Avant de quitter Vérone, nous allâmes prendre congé du maréchal et remercier l’illustre gouverneur des gracieuses prévenances dont il nous avait comblés pendant notre rapide séjour à son quartier-général. Nous trouvâmes le comte Radetzky dictant debout à son secrétaire ; il nous accueillit avec une familiarité cordiale, et nous traita, si j’ose le dire, en vieilles connaissances, ce que nous attribuâmes à cette qualité d’étrangers, qui du moins a le privilège de mûrir en quelques instans les sympathies, et qui fait qu’on pourrait presque dire que rien en somme ne rapproche comme la distance. C’était l’heure de la parade, et de temps à autre un officier entrait, présentant au maréchal un papier qu’il parcourait du regard et signait sur un coin de la cheminée. Après quelques minutes de conversation, nous allions nous retirer, lorsqu’il insista pour nous retenir, s’informant avec un intérêt marqué des impressions produites sur nous par les sites et les monumens de Vérone.
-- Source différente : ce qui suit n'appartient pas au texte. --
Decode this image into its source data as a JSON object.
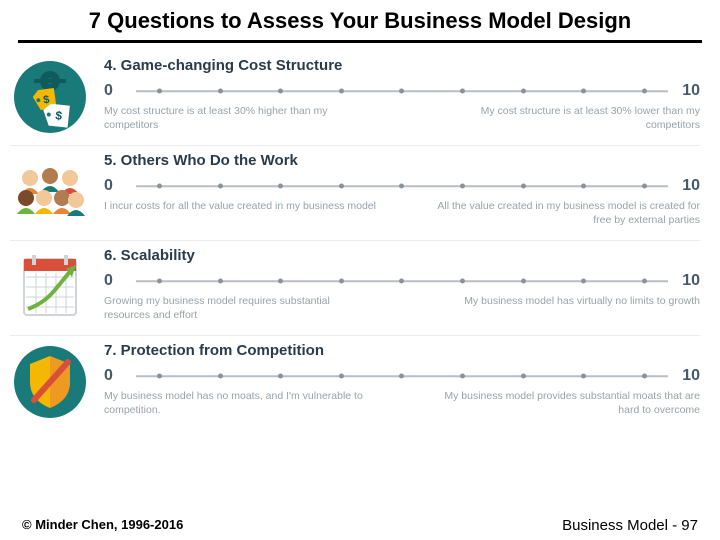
{
  "title": "7 Questions to Assess Your Business Model Design",
  "colors": {
    "title_text": "#000000",
    "title_underline": "#000000",
    "question_title": "#2a3b4a",
    "scale_number": "#475966",
    "scale_line": "#b7bdc3",
    "scale_dot": "#8a939b",
    "caption_text": "#98a2aa",
    "row_divider": "#ececec",
    "background": "#ffffff"
  },
  "scale": {
    "min_label": "0",
    "max_label": "10",
    "dot_count": 9
  },
  "questions": [
    {
      "id": "cost-structure",
      "number": "4.",
      "title": "Game-changing Cost Structure",
      "left_caption": "My cost structure is at least 30% higher than my competitors",
      "right_caption": "My cost structure is at least 30% lower than my competitors",
      "icon": "price-tags"
    },
    {
      "id": "others-work",
      "number": "5.",
      "title": "Others Who Do the Work",
      "left_caption": "I incur costs for all the value created in my business model",
      "right_caption": "All the value created in my business model is created for free by external parties",
      "icon": "people"
    },
    {
      "id": "scalability",
      "number": "6.",
      "title": "Scalability",
      "left_caption": "Growing my business model requires substantial resources and effort",
      "right_caption": "My business model has virtually no limits to growth",
      "icon": "growth-chart"
    },
    {
      "id": "protection",
      "number": "7.",
      "title": "Protection from Competition",
      "left_caption": "My business model has no moats, and I'm vulnerable to competition.",
      "right_caption": "My business model provides substantial moats that are hard to overcome",
      "icon": "shield"
    }
  ],
  "footer": {
    "copyright": "© Minder Chen, 1996-2016",
    "page": "Business Model - 97"
  },
  "icon_palette": {
    "teal": "#1a7a7a",
    "teal_dark": "#0f5a5a",
    "yellow": "#f5b700",
    "orange": "#e8833a",
    "red": "#d94f3a",
    "green": "#6fb23f",
    "white": "#ffffff",
    "skin1": "#f2c89a",
    "skin2": "#b37b50",
    "skin3": "#7a4a2b",
    "gray": "#cfd4d8"
  }
}
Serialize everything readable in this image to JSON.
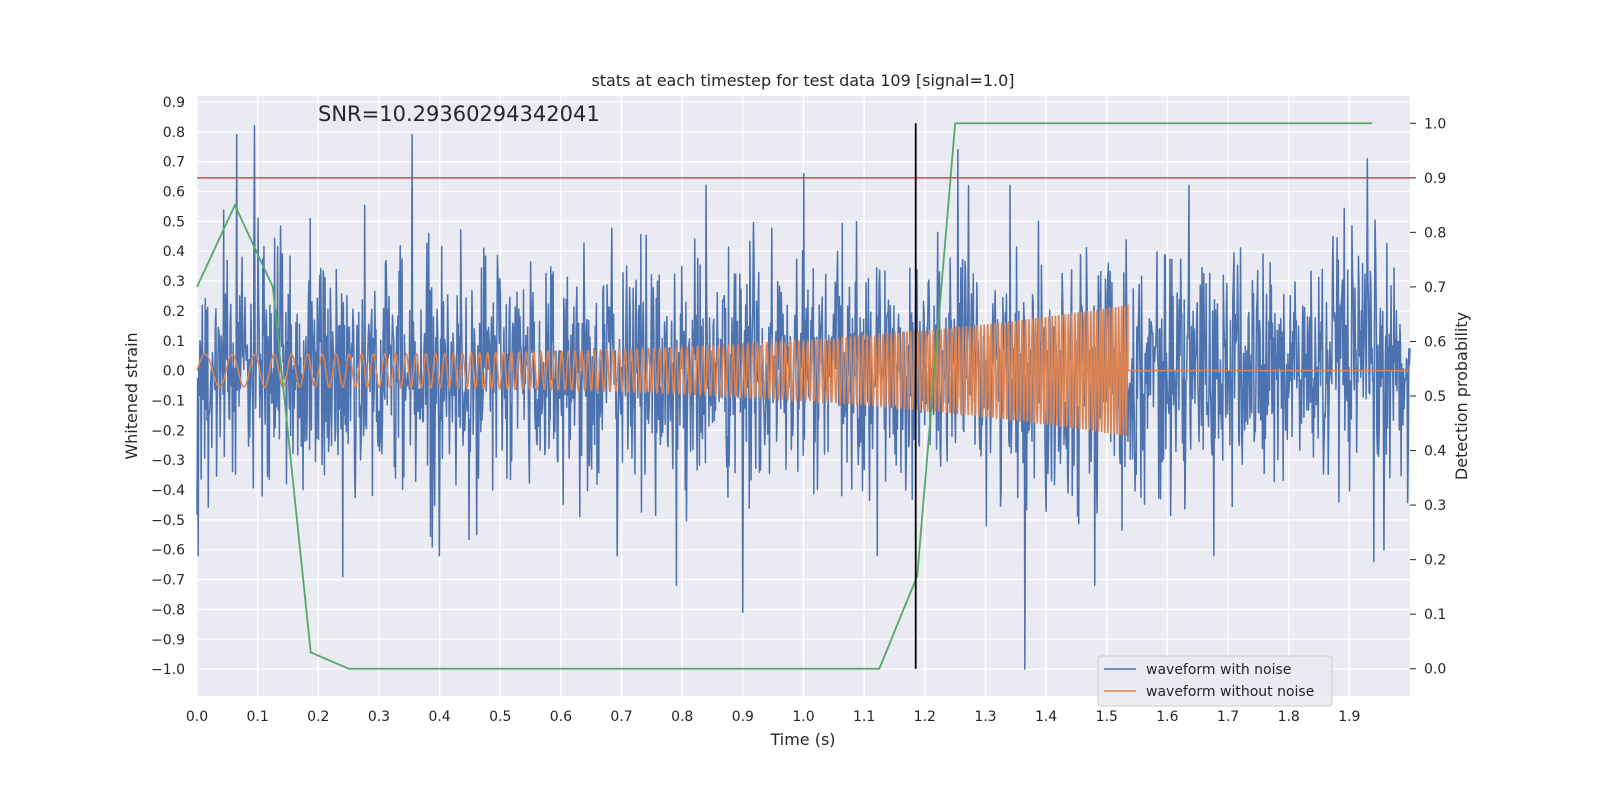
{
  "chart_data": {
    "type": "line",
    "title": "stats at each timestep for test data 109 [signal=1.0]",
    "annotation": "SNR=10.29360294342041",
    "xlabel": "Time (s)",
    "ylabel_left": "Whitened strain",
    "ylabel_right": "Detection probability",
    "xlim": [
      0.0,
      2.0
    ],
    "ylim_left": [
      -1.09,
      0.92
    ],
    "ylim_right": [
      -0.05,
      1.05
    ],
    "grid": true,
    "legend_position": "lower-right",
    "x_ticks": [
      "0.0",
      "0.1",
      "0.2",
      "0.3",
      "0.4",
      "0.5",
      "0.6",
      "0.7",
      "0.8",
      "0.9",
      "1.0",
      "1.1",
      "1.2",
      "1.3",
      "1.4",
      "1.5",
      "1.6",
      "1.7",
      "1.8",
      "1.9"
    ],
    "y_ticks_left": [
      "0.9",
      "0.8",
      "0.7",
      "0.6",
      "0.5",
      "0.4",
      "0.3",
      "0.2",
      "0.1",
      "0.0",
      "−0.1",
      "−0.2",
      "−0.3",
      "−0.4",
      "−0.5",
      "−0.6",
      "−0.7",
      "−0.8",
      "−0.9",
      "−1.0"
    ],
    "y_ticks_right": [
      "1.0",
      "0.9",
      "0.8",
      "0.7",
      "0.6",
      "0.5",
      "0.4",
      "0.3",
      "0.2",
      "0.1",
      "0.0"
    ],
    "series": [
      {
        "name": "waveform with noise",
        "axis": "left",
        "color": "#4c72b0",
        "duration": 2.0,
        "samples": 2048,
        "amplitude_std": 0.2,
        "peaks": [
          {
            "x": 0.065,
            "y": 0.79
          },
          {
            "x": 0.095,
            "y": 0.82
          },
          {
            "x": 0.355,
            "y": 0.79
          },
          {
            "x": 1.0,
            "y": 0.66
          },
          {
            "x": 1.255,
            "y": 0.74
          },
          {
            "x": 1.93,
            "y": 0.71
          },
          {
            "x": 0.9,
            "y": -0.81
          },
          {
            "x": 0.79,
            "y": -0.72
          },
          {
            "x": 1.365,
            "y": -1.0
          },
          {
            "x": 1.48,
            "y": -0.72
          },
          {
            "x": 1.94,
            "y": -0.64
          },
          {
            "x": 0.24,
            "y": -0.69
          }
        ]
      },
      {
        "name": "waveform without noise",
        "axis": "left",
        "color": "#dd8452",
        "chirp": {
          "t_start": 0.0,
          "t_merge": 1.535,
          "f_start": 18,
          "f_end": 200,
          "amp_start": 0.055,
          "amp_end": 0.22
        },
        "x_end": 2.0
      },
      {
        "name": "Detection probability",
        "axis": "right",
        "color": "#55a868",
        "x": [
          0.0,
          0.0625,
          0.125,
          0.1875,
          0.25,
          1.125,
          1.1875,
          1.25,
          1.9375
        ],
        "y": [
          0.7,
          0.85,
          0.7,
          0.03,
          0.0,
          0.0,
          0.17,
          1.0,
          1.0
        ]
      }
    ],
    "threshold_line": {
      "axis": "right",
      "value": 0.9,
      "color": "#c44e52"
    },
    "vertical_line": {
      "x": 1.185,
      "y_right_range": [
        0.0,
        1.0
      ],
      "color": "#000000"
    },
    "legend": [
      {
        "label": "waveform with noise",
        "color": "#4c72b0"
      },
      {
        "label": "waveform without noise",
        "color": "#dd8452"
      }
    ]
  }
}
Naturellement Sainte-Lucie eut le premier tour, et les termes dans lesquels il s’exprima sur cette affaire ne firent que confirmer davantage l’idée que nous avions conçue déjà de son extrême modestie. Il parla aussi de la France avec tact et discrétion. « Si j’allais à Paris, nous dit-il, ce serait pour connaître quelques-uns des chefs si distingués de votre armée, qui s’est toujours si bravement associée jusqu’ici à la cause des honnêtes gens. » Et là-dessus il nomma avec honneur le général Changarnier, comme dans une circonstance pareille je l’avais entendu nommer à Vienne, peu de jours auparavant, par le chevaleresque ban de Croatie.

Quelques heures plus tard, le chemin de fer nous déposait à Mestre, et nous nous embarquions pour Venise, au milieu d’un tumulte assourdissant, d’un vacarme et d’une confusion ignorés de tous ceux qui n’ont point mis le pied sur une rive méridionale. Une population équivoque de Grecs et de Bulgares se précipita sur nous, s’emparant violemment des coffres, des malles et des porte-manteaux, qu’ils entassaient pêle-mêle dans les gondoles accourues par douzaines pour nous conduire en ville. Nous en choisîmes une au hasard, et voguâmes vers Saint-Marc en compagnie d’une princesse russe et de son intendant, de trois moines mendians, de deux soldats plus ou moins en goguette, et d’un officier croate qui revenait de chevaucher en terre ferme, comme on pouvait le voir à ses éperons retentissans, ainsi qu’à sa cravache un peu fringante dont il menaçait à tout propos le pilote et les mariniers.